Britain's referendum last week to leave the bloc sent global stocks tumbling and dealt an unprecedented blow to Europe's post-World War Two order, while triggering a political meltdown in Britain itself, with the ruling Conservatives and opposition Labour Party both in disarray.
Prime Minister David Cameron has announced his resignation and said it will be up to his successor to begin formal exit negotiations, leaving unresolved the overall strategy, the timetable for an exit or even the name of the next leader.
"It is now incumbent on leaders to implement the will of the people and to do so in a way that is responsible, sensitive, thoughtful and - I hope - strategic," Kerry said. "The United States cares about a strong EU."

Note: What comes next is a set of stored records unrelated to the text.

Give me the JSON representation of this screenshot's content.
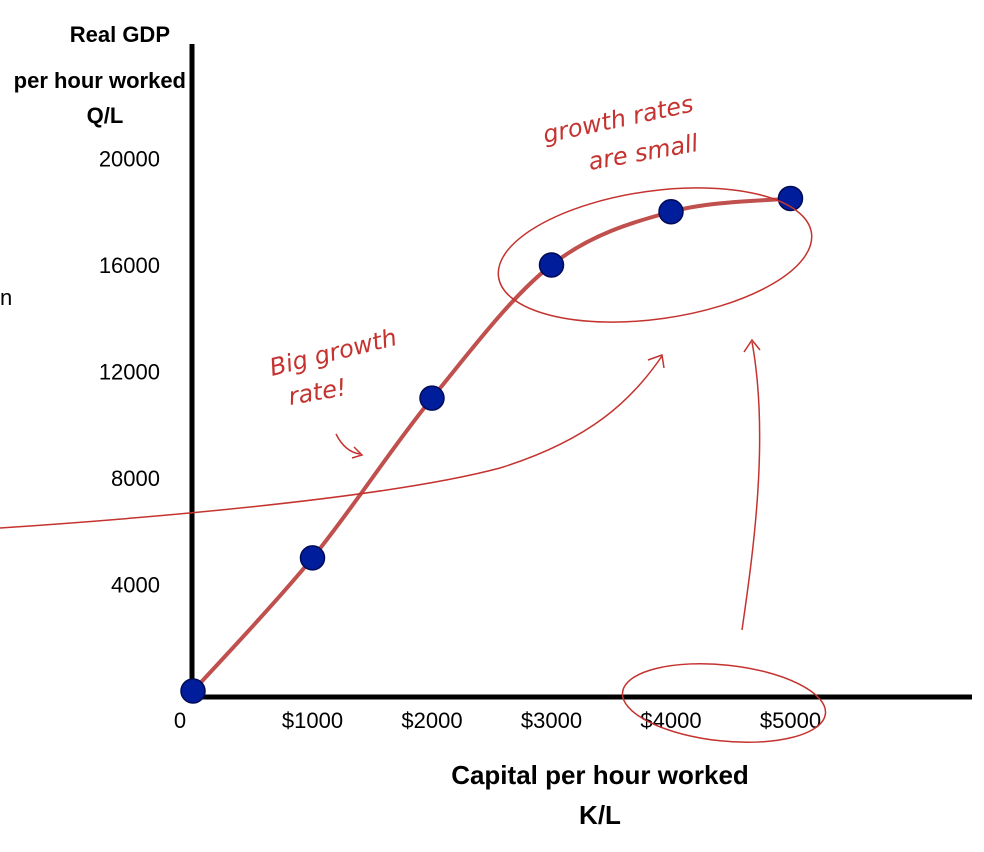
{
  "chart_data": {
    "type": "line",
    "ylabel": [
      "Real GDP",
      "per hour worked",
      "Q/L"
    ],
    "xlabel": [
      "Capital per hour worked",
      "K/L"
    ],
    "x_tick_labels": [
      "0",
      "$1000",
      "$2000",
      "$3000",
      "$4000",
      "$5000"
    ],
    "y_tick_labels": [
      "4000",
      "8000",
      "12000",
      "16000",
      "20000"
    ],
    "x": [
      0,
      1000,
      2000,
      3000,
      4000,
      5000
    ],
    "y": [
      0,
      5000,
      11000,
      16000,
      18000,
      18500
    ],
    "xlim": [
      0,
      6200
    ],
    "ylim": [
      0,
      22000
    ],
    "grid": false,
    "colors": {
      "curve": "#c0504d",
      "points": "#001e9b",
      "annotation": "#c4332f"
    },
    "annotations": {
      "small_growth": [
        "growth rates",
        "are small"
      ],
      "big_growth": [
        "Big growth",
        "rate!"
      ]
    },
    "stray_text": "n"
  }
}
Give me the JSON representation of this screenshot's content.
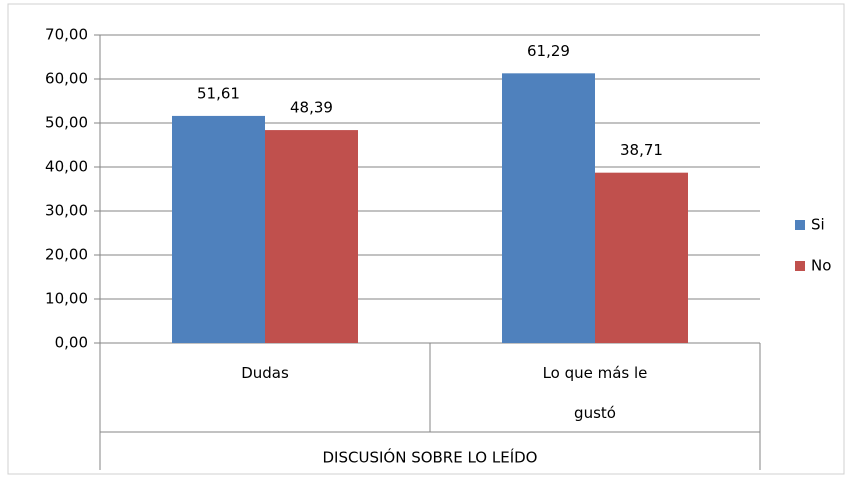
{
  "chart_data": {
    "type": "bar",
    "categories": [
      "Dudas",
      "Lo que más le gustó"
    ],
    "xlabel": "DISCUSIÓN SOBRE LO LEÍDO",
    "series": [
      {
        "name": "Si",
        "color": "#4f81bd",
        "values": [
          51.61,
          61.29
        ],
        "value_labels": [
          "51,61",
          "61,29"
        ]
      },
      {
        "name": "No",
        "color": "#c0504d",
        "values": [
          48.39,
          38.71
        ],
        "value_labels": [
          "48,39",
          "38,71"
        ]
      }
    ],
    "ylim": [
      0,
      70
    ],
    "yticks": [
      {
        "value": 0,
        "label": "0,00"
      },
      {
        "value": 10,
        "label": "10,00"
      },
      {
        "value": 20,
        "label": "20,00"
      },
      {
        "value": 30,
        "label": "30,00"
      },
      {
        "value": 40,
        "label": "40,00"
      },
      {
        "value": 50,
        "label": "50,00"
      },
      {
        "value": 60,
        "label": "60,00"
      },
      {
        "value": 70,
        "label": "70,00"
      }
    ],
    "grid": true,
    "legend": "right"
  }
}
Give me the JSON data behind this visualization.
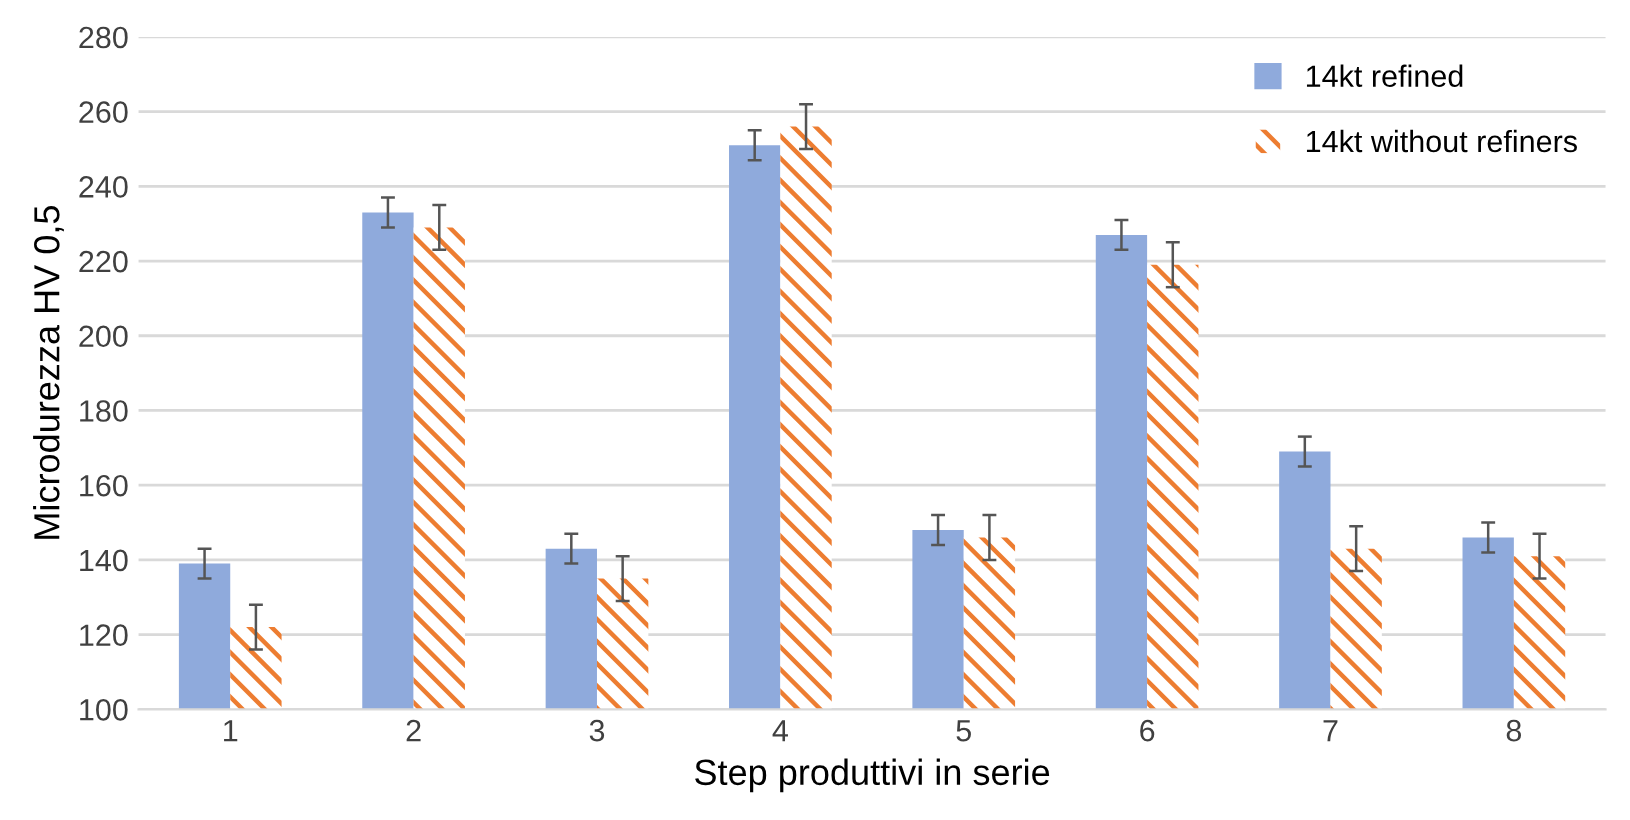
{
  "chart_data": {
    "type": "bar",
    "xlabel": "Step produttivi in serie",
    "ylabel": "Microdurezza HV 0,5",
    "categories": [
      "1",
      "2",
      "3",
      "4",
      "5",
      "6",
      "7",
      "8"
    ],
    "series": [
      {
        "name": "14kt refined",
        "color": "#8faadc",
        "values": [
          139,
          233,
          143,
          251,
          148,
          227,
          169,
          146
        ],
        "errors": [
          4,
          4,
          4,
          4,
          4,
          4,
          4,
          4
        ]
      },
      {
        "name": "14kt without refiners",
        "color": "#ed7d31",
        "values": [
          122,
          229,
          135,
          256,
          146,
          219,
          143,
          141
        ],
        "errors": [
          6,
          6,
          6,
          6,
          6,
          6,
          6,
          6
        ]
      }
    ],
    "ylim": [
      100,
      280
    ],
    "yticks": [
      100,
      120,
      140,
      160,
      180,
      200,
      220,
      240,
      260,
      280
    ],
    "grid": "y",
    "legend": "top right"
  }
}
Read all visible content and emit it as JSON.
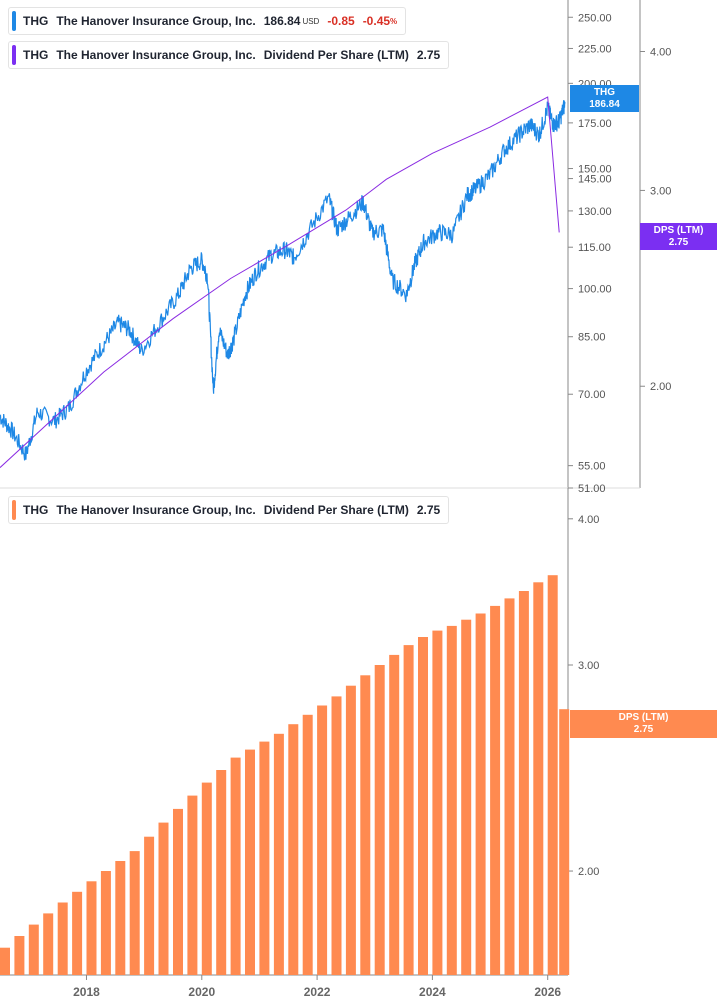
{
  "legends": {
    "price": {
      "ticker": "THG",
      "name": "The Hanover Insurance Group, Inc.",
      "price": "186.84",
      "currency": "USD",
      "change": "-0.85",
      "change_pct": "-0.45",
      "pct_sign": "%"
    },
    "dps_top": {
      "ticker": "THG",
      "name": "The Hanover Insurance Group, Inc.",
      "metric": "Dividend Per Share (LTM)",
      "value": "2.75"
    },
    "dps_bottom": {
      "ticker": "THG",
      "name": "The Hanover Insurance Group, Inc.",
      "metric": "Dividend Per Share (LTM)",
      "value": "2.75"
    }
  },
  "tags": {
    "price": {
      "label": "THG",
      "value": "186.84",
      "color": "#1e88e5"
    },
    "dps_top": {
      "label": "DPS (LTM)",
      "value": "2.75",
      "color": "#7b2ff2"
    },
    "dps_bottom": {
      "label": "DPS (LTM)",
      "value": "2.75",
      "color": "#ff8a50"
    }
  },
  "colors": {
    "price_line": "#1e88e5",
    "dps_line": "#8a2be2",
    "bars": "#ff8a50",
    "axis": "#888888"
  },
  "chart_data": [
    {
      "type": "line",
      "x_start": 2016.5,
      "x_end": 2026.3,
      "yscale": "log",
      "ylim": [
        51,
        265
      ],
      "yticks": [
        "250.00",
        "225.00",
        "200.00",
        "175.00",
        "150.00",
        "145.00",
        "130.00",
        "115.00",
        "100.00",
        "85.00",
        "70.00",
        "55.00",
        "51.00"
      ],
      "series": [
        {
          "name": "THG",
          "x": [
            2016.5,
            2016.7,
            2016.95,
            2017.15,
            2017.45,
            2017.7,
            2018.0,
            2018.3,
            2018.55,
            2018.75,
            2018.95,
            2019.3,
            2019.6,
            2019.8,
            2020.0,
            2020.1,
            2020.2,
            2020.3,
            2020.45,
            2020.55,
            2020.75,
            2020.95,
            2021.2,
            2021.45,
            2021.6,
            2021.85,
            2022.2,
            2022.35,
            2022.55,
            2022.8,
            2022.95,
            2023.15,
            2023.3,
            2023.55,
            2023.7,
            2023.85,
            2024.1,
            2024.35,
            2024.6,
            2024.75,
            2025.0,
            2025.25,
            2025.5,
            2025.7,
            2025.85,
            2026.0,
            2026.1,
            2026.2,
            2026.3
          ],
          "y": [
            65,
            62,
            57,
            66,
            64,
            67,
            76,
            83,
            89,
            87,
            81,
            90,
            98,
            107,
            110,
            104,
            71,
            87,
            80,
            84,
            98,
            106,
            112,
            114,
            111,
            121,
            136,
            122,
            127,
            134,
            121,
            122,
            103,
            98,
            109,
            117,
            121,
            120,
            137,
            140,
            147,
            160,
            168,
            174,
            168,
            184,
            174,
            176,
            186.84
          ]
        },
        {
          "name": "DPS (LTM)",
          "axis": "right",
          "ylim": [
            1.62,
            4.45
          ],
          "yticks": [
            "4.00",
            "3.00",
            "2.00"
          ],
          "x": [
            2016.5,
            2018.3,
            2019.5,
            2020.5,
            2021.5,
            2022.5,
            2023.2,
            2024.0,
            2025.0,
            2026.0,
            2026.2
          ],
          "y": [
            1.69,
            2.06,
            2.3,
            2.5,
            2.68,
            2.88,
            3.07,
            3.24,
            3.42,
            3.64,
            2.75
          ]
        }
      ]
    },
    {
      "type": "bar",
      "yscale": "log",
      "ylim": [
        1.63,
        4.25
      ],
      "yticks": [
        "4.00",
        "3.00",
        "2.00"
      ],
      "xticks": [
        "2018",
        "2020",
        "2022",
        "2024",
        "2026"
      ],
      "series": [
        {
          "name": "DPS (LTM)",
          "x": [
            2016.5,
            2016.75,
            2017.0,
            2017.25,
            2017.5,
            2017.75,
            2018.0,
            2018.25,
            2018.5,
            2018.75,
            2019.0,
            2019.25,
            2019.5,
            2019.75,
            2020.0,
            2020.25,
            2020.5,
            2020.75,
            2021.0,
            2021.25,
            2021.5,
            2021.75,
            2022.0,
            2022.25,
            2022.5,
            2022.75,
            2023.0,
            2023.25,
            2023.5,
            2023.75,
            2024.0,
            2024.25,
            2024.5,
            2024.75,
            2025.0,
            2025.25,
            2025.5,
            2025.75,
            2026.0,
            2026.2
          ],
          "values": [
            1.72,
            1.76,
            1.8,
            1.84,
            1.88,
            1.92,
            1.96,
            2.0,
            2.04,
            2.08,
            2.14,
            2.2,
            2.26,
            2.32,
            2.38,
            2.44,
            2.5,
            2.54,
            2.58,
            2.62,
            2.67,
            2.72,
            2.77,
            2.82,
            2.88,
            2.94,
            3.0,
            3.06,
            3.12,
            3.17,
            3.21,
            3.24,
            3.28,
            3.32,
            3.37,
            3.42,
            3.47,
            3.53,
            3.58,
            2.75
          ]
        }
      ]
    }
  ]
}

"It is absolutely essential that we stay focused on how in this transitional period, nobody looses their head, nobody goes off half-cock, people don't start moving on scatter-brained or revengeful premises."
Kerry was speaking alongside the EU foreign policy chief, Federica Mogherini, on a short visit in Brussels before heading off to London to meet leaders in Britain.
"At the same time, the United States will maintain its special relationship and strong relationship with Great Britain," Kerry said.
U.S. President Barack Obama had personally called on British voters before the referendum to remain in the EU, but Washington says it respects the outcome of the vote.
Kerry also met NATO Secretary General Jens Stoltenberg in Brussels earlier on Monday and stressed the importance of the military alliance in the face of the British vote.
"We have high expectations of a very strong NATO meeting and important deliverables," Kerry said of a NATO summit planned for Warsaw on July 8-9. "That will not change one iota as a consequence of the vote that has taken place."
NATO is expected to announce the strengthening of the alliance's eastern flank, a response to Russia's annexation of Crimea from Ukraine in March, 2014, and backing for rebels who have been fighting government troops in east Ukraine since then.
"After the UK decided to leave the European Union I think that NATO has become even more important as a platform for cooperation between Europe and North America but also defense and security cooperation between European NATO allies," said Stoltenberg, whose own country Norway is in NATO but not the EU.